Com
os despedimentos no “Público” e consequente esvaziamento da sua redação –
agora praticamente reduzida a Lisboa e mais focada na área digital –, com a
venda do “Jornal de Notícias” e do “Diário de Notícias” a capitais angolanos e com
o encerramento de revistas e outras publicações, em consequência da grave crise
económica, a imprensa portuguesa, em particular no setor dos jornais diários, está
a registar um enorme retrocesso, podendo estar comprometida a garantia de
pluralidade política, social, económica e cultural no espaço público mediático.
Com
a concentração da propriedade da imprensa em mãos desconhecidas de outro País, com
a forte redução da informação local e regional na agência Lusa – cujos
trabalhadores estão em litígio com a administração –, e com a fragilidade da generalidade
das empresas que gerem os meios de comunicação, é a saúde da
democracia portuguesa que está em causa.
Antes
de mais, para entender a dimensão e a gravidade do problema, é preciso conhecer
a distinção entre o “público” e o “privado” – ou seja, o que é de natureza
pública e o que é de natureza privada – e a evolução do significado dos
conceitos ao longo dos tempos. O que, de resto, se trata de uma distinção
polémica, como sublinhei num texto de investigação que já escrevi neste blogue (ver aqui).
Para
um debate sério sobre a matéria, é conveniente saber em que contexto é que
nasceram os jornais, criando um espaço público como lugar de mediação entre a
sociedade civil e o Estado.
O
que estamos a assistir em Portugal é deveras perturbador. Sobretudo quando o
Governo, sob o argumento da eliminação da despesa pública – que é poderoso
junto da população incauta ou menos informada –, também dá sinais de que quer
acabar com a RTP Porto, ou seja, com o que resta da influência que o Norte pode
ter junto do centralismo político, económico e social de Lisboa (ver aqui).
Num
passado não muito distante, o "Jornal de Notícias" era do Norte, o
"Diário de Notícias" era de Lisboa e a TSF era a rádio de notícias 24
horas por dia... Isso já passou à história. Em breve, esses meios de
comunicação serão financiados e geridos por capital angolano. Com esta mudança
de propriedade de alguns dos mais influentes meios de comunicação, Portugal prossegue
a venda ao estrangeiro de posições estratégicas, que põem em causa a sua
identidade milenar e a sua posição geoestratégica. Porque os meios de
comunicação são um instrumento de poder.
É
evidente que o dinheiro não tem pátria, nem tem cor. Como também parece
evidente que os angolanos não terão comprado esses meios de comunicação para
depois fecharem as suas portas. Mas no caso da propriedade dos meios de comunicação
social, penso que a origem do capital é uma questão muito importante. Porque os
meios de comunicação de massa têm a capacidade de influenciar e manipular a
sociedade. Ora, os meios de comunicação social de um País não podem ter donos
que não sabemos quem são, nem podem estar ao serviço de interesses privados de
países remotos. Os meios de comunicação social produzem jornalismo e têm
obrigações de serviço público. Serviço público não é tornar público um
interesse privado. É servir todo o público de um determinado território. Não é
por acaso que, em muitos países, há limites à participação de capital
estrangeiro nos meios de comunicação social. É o que acontece no Brasil.
Temos
em Portugal o caso do jornal “Sol”, que esteve para fechar, por dificuldades
financeiras, e acabou por rejuvenescer sob o controlo dos angolanos da Newshold.
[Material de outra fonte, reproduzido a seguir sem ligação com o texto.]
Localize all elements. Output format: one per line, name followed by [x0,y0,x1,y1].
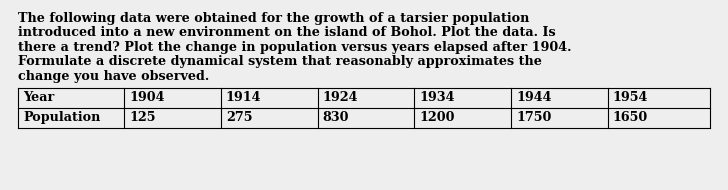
Text: The following data were obtained for the growth of a tarsier population: The following data were obtained for the… [18,12,529,25]
Text: Year: Year [23,91,55,104]
Text: 1944: 1944 [516,91,552,104]
Text: 125: 125 [129,111,156,124]
Text: Formulate a discrete dynamical system that reasonably approximates the: Formulate a discrete dynamical system th… [18,55,542,69]
Text: 1934: 1934 [419,91,455,104]
Text: Population: Population [23,111,100,124]
Text: 1904: 1904 [129,91,165,104]
Text: 1954: 1954 [613,91,648,104]
Text: 1914: 1914 [226,91,261,104]
Text: introduced into a new environment on the island of Bohol. Plot the data. Is: introduced into a new environment on the… [18,26,555,40]
Text: there a trend? Plot the change in population versus years elapsed after 1904.: there a trend? Plot the change in popula… [18,41,571,54]
Text: 1650: 1650 [613,111,648,124]
Text: 1924: 1924 [323,91,358,104]
Text: change you have observed.: change you have observed. [18,70,209,83]
Text: 1750: 1750 [516,111,551,124]
Text: 1200: 1200 [419,111,455,124]
Text: 830: 830 [323,111,349,124]
Text: 275: 275 [226,111,253,124]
Se analisarmos o caderno de economia do “Sol”, assim como os destaques que são
dados às diversas notícias ou entrevistas, verificamos uma notória orientação
editorial em defesa dos interesses angolanos, nomeadamente através de uma
narrativa sedutora para eventuais investidores portugueses naquela ex-colónia
portuguesa. Se este posicionamento editorial for adoptado pelos dois diários
agora vendidos pela Controlinveste, qualquer dia não haverá no mercado
português jornais que não defendam os interesses políticos e económicos de
Angola. E esse domínio ameaça estender-se à televisão (ver aqui).
O
empresário Joaquim Oliveira vendeu os seus jornais e a sua rádio a angolanos
com toda a legitimidade. Livrou-se de um mau negócio. Porque os jornais em causa,
na verdade, embora sendo privados, nunca deixaram, verdadeiramente, de depender
do poder governamental de Lisboa, direta ou indiretamente. Sem um plano de
negócios devidamente estruturado, no âmbito de uma estratégia editorial e
comercial definida a longo prazo, tanto o “Diário de Notícias” como o “Jornal
de Notícias” são hoje dois projetos fragilizados. Por isso, caem agora nas mãos
angolanas. Mas poderiam ser chinesas, russas ou sul-coreanas. Tivessem as mãos estrangeiras a
necessidade económica de entrar em Portugal para dizerem que são europeias.